Hamilton            51
Madison             14
Disputed            12
Jay                  5
Hamilton+Madison     3
Name: author, dtype: int64

**Part 1 (text processing):** remove stop words and punctuations from the papers, and lemmatize them.

In [None]:
from sklearn.feature_extraction.text import CountVectorizer
from sklearn.naive_bayes import MultinomialNB
from nltk.tokenize import word_tokenize
from nltk.stem import PorterStemmer
stemmer = PorterStemmer()


**Part 2: train-test split**

We'll use the papers written by Hamilton and Madion as the training set, and the disputed papers as the testing set.

In [136]:
data_train = data[data.author.isin(['Hamilton','Madison'])]
data_test = data[data.author=='Disputed']

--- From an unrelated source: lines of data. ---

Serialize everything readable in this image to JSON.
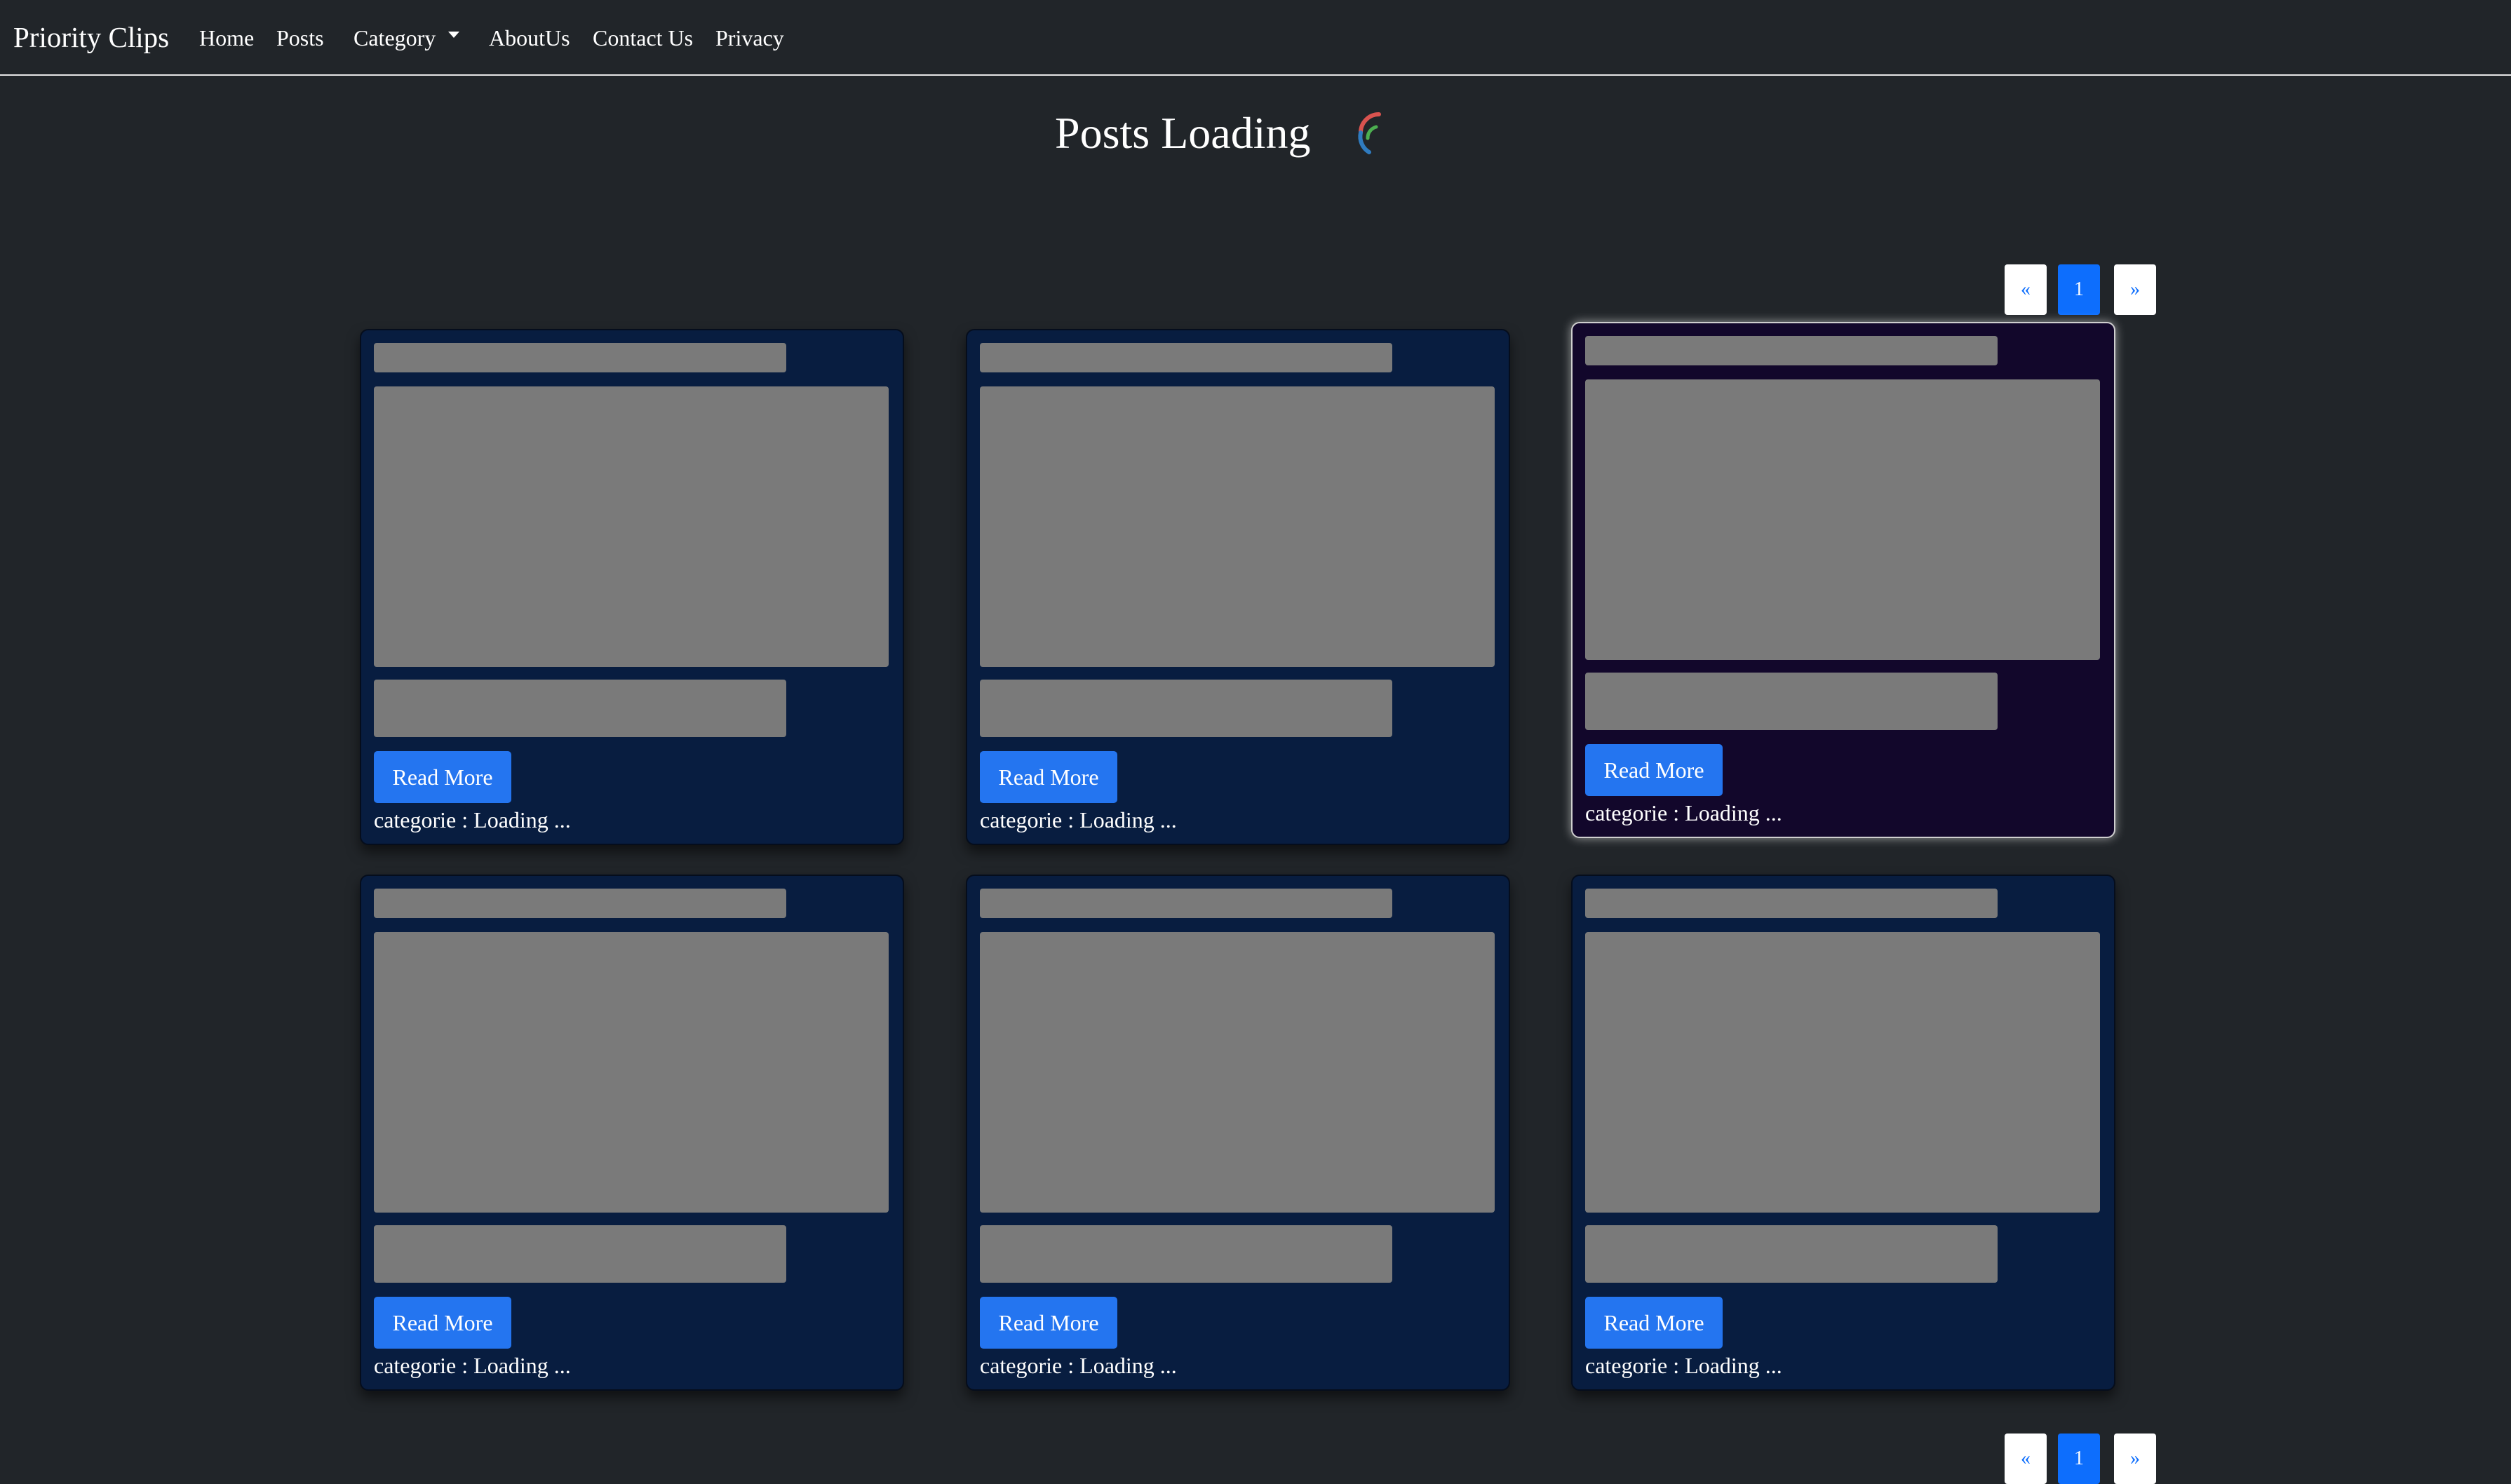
{
  "navbar": {
    "brand": "Priority Clips",
    "links": [
      {
        "label": "Home"
      },
      {
        "label": "Posts"
      },
      {
        "label": "Category"
      },
      {
        "label": "AboutUs"
      },
      {
        "label": "Contact Us"
      },
      {
        "label": "Privacy"
      }
    ]
  },
  "main": {
    "heading": "Posts Loading"
  },
  "pagination": {
    "prev": "«",
    "current": "1",
    "next": "»"
  },
  "cards": [
    {
      "button": "Read More",
      "category_text": "categorie : Loading ..."
    },
    {
      "button": "Read More",
      "category_text": "categorie : Loading ..."
    },
    {
      "button": "Read More",
      "category_text": "categorie : Loading ..."
    },
    {
      "button": "Read More",
      "category_text": "categorie : Loading ..."
    },
    {
      "button": "Read More",
      "category_text": "categorie : Loading ..."
    },
    {
      "button": "Read More",
      "category_text": "categorie : Loading ..."
    }
  ],
  "colors": {
    "page_background": "#212529",
    "card_background": "#081d40",
    "hovered_card_background": "#12072b",
    "placeholder": "#7a7a7a",
    "button": "#2475f0",
    "pagination_active": "#0d6efd"
  }
}
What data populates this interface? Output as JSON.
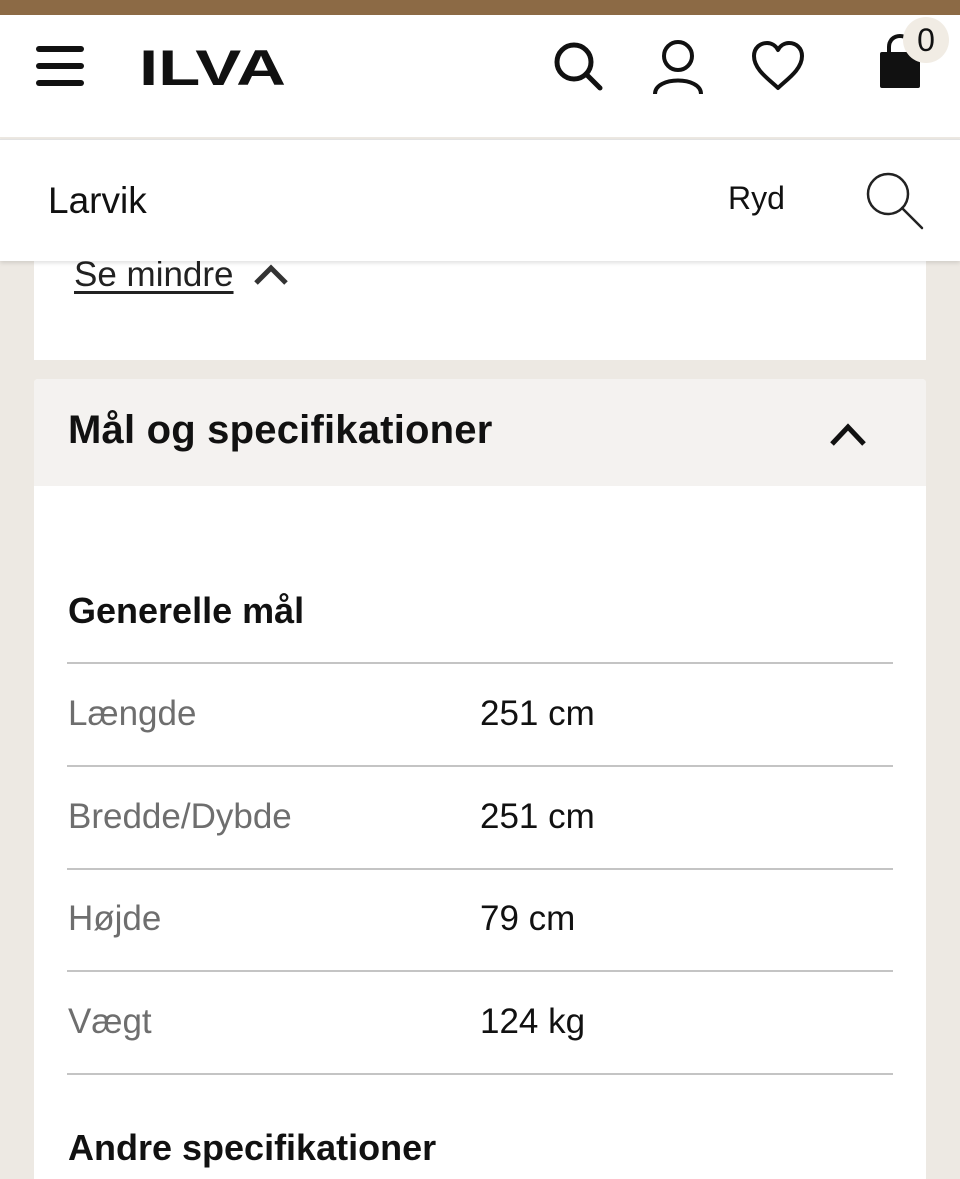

Extract feature matrices X_train and X_test, and target vector y_train

**Part 3:** build a classification pipeline (count vectorizer + Naive Bayes model) that predicts the author of a paper.

**Part 4:** Use a grid search to tune the pipeline hyperparameters

**Part 5:** How does your classification model choose between Hamilton and Madison?

**Part 6:** use your classifier to find who was the most likely author of the 12 disputed essays: Hamilton or Madison.